The government claims to have cracked two Xinjiang-based terror plots this year alone, one to try to down a Beijing-bound flight and the other to kidnap foreigners and carry out suicide attacks at the Olympics.
That has prompted a renewed tightening of the screws in oil-rich Xinjiang, according to the exiled World Uyghur Congress, which says government claims are being purposefully exaggerated.
“Although Chinese officials have placed tremendous emphasis on the threat of ‘terrorism’ targeted against the 2008 Beijing Olympics, there is no compelling evidence either from foreign governments or Chinese sources to justify such a claim,” said spokesman Dilxat Raxit.
In Kashgar, close to the Pakistan and Afghan borders, there are signs everywhere of the tense relationship between the traditional, religiously reverent population and the central government thousands of kilometres (miles) away in Beijing.

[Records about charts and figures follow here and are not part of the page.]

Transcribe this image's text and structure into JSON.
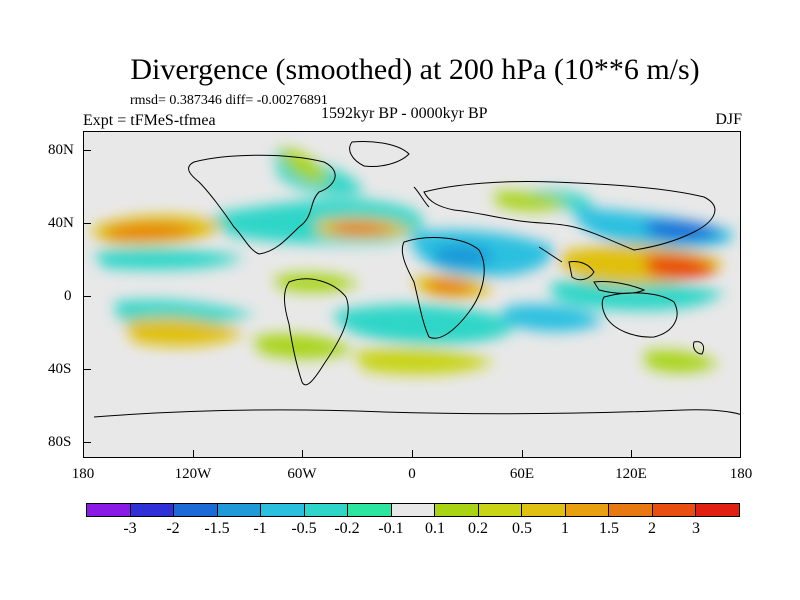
{
  "title": "Divergence (smoothed) at 200 hPa (10**6 m/s)",
  "stats": "rmsd= 0.387346 diff= -0.00276891",
  "experiment": "Expt = tFMeS-tfmea",
  "period": "1592kyr BP - 0000kyr BP",
  "season": "DJF",
  "y_axis": {
    "labels": [
      "80N",
      "40N",
      "0",
      "40S",
      "80S"
    ]
  },
  "x_axis": {
    "labels": [
      "180",
      "120W",
      "60W",
      "0",
      "60E",
      "120E",
      "180"
    ]
  },
  "colorbar": {
    "colors": [
      "#8a1ae6",
      "#3030d8",
      "#1c6ad8",
      "#1e9ad8",
      "#29c0e0",
      "#2dd6c8",
      "#2ce6a0",
      "#e8e8e8",
      "#a8d414",
      "#c8d414",
      "#e0c010",
      "#e8a010",
      "#e87810",
      "#e84e10",
      "#e02010"
    ],
    "labels": [
      "-3",
      "-2",
      "-1.5",
      "-1",
      "-0.5",
      "-0.2",
      "-0.1",
      "0.1",
      "0.2",
      "0.5",
      "1",
      "1.5",
      "2",
      "3"
    ]
  }
}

Notices spray-painted on walls in Kashgar’s old city warn people against “illegal religious activities”. Large banners strung across schools and apartment blocks call on people to “protect ethnic unity and oppose ethnic splittism”.
In March, the Kashgar government launched a campaign against illegal residents, plastering notices outside homes warning of fines and detentions for those who rented out apartments or rooms to people lacking the proper documents.
“It has ensured social stability during the Olympic period,” the city government said in a statement on its website (www.xjks.gov.cn).
But for the man on the street, even those who say they think the Olympics are positive for China, the restrictions only add to the hassle of everyday life.
“As soon as one person does something wrong, they go after all of us,” said Sabojan.
The government insists that the terror threat is real, and that the economy of the remote region will not grow if they do not take action against the “three evil forces” of separatism, extremism and terrorism.
“If there is no stability, there is no development,” state media quoted official Akbar Wufuer as saying earlier this year, adding that Kashgar’s economy grew only around 5 percent a year in the 1980s and 1990s compared with double-digit growth in 2007.
Still, even with the massive pre-Olympics propaganda push urging China’s ethnic minorities to “hold hands and welcome the Games”, as the posters proclaim, many are not convinced.
“We know of the Olympics, but we do not support them. They are the Han Chinese’s Games,” said Eributao. “We are just scared.”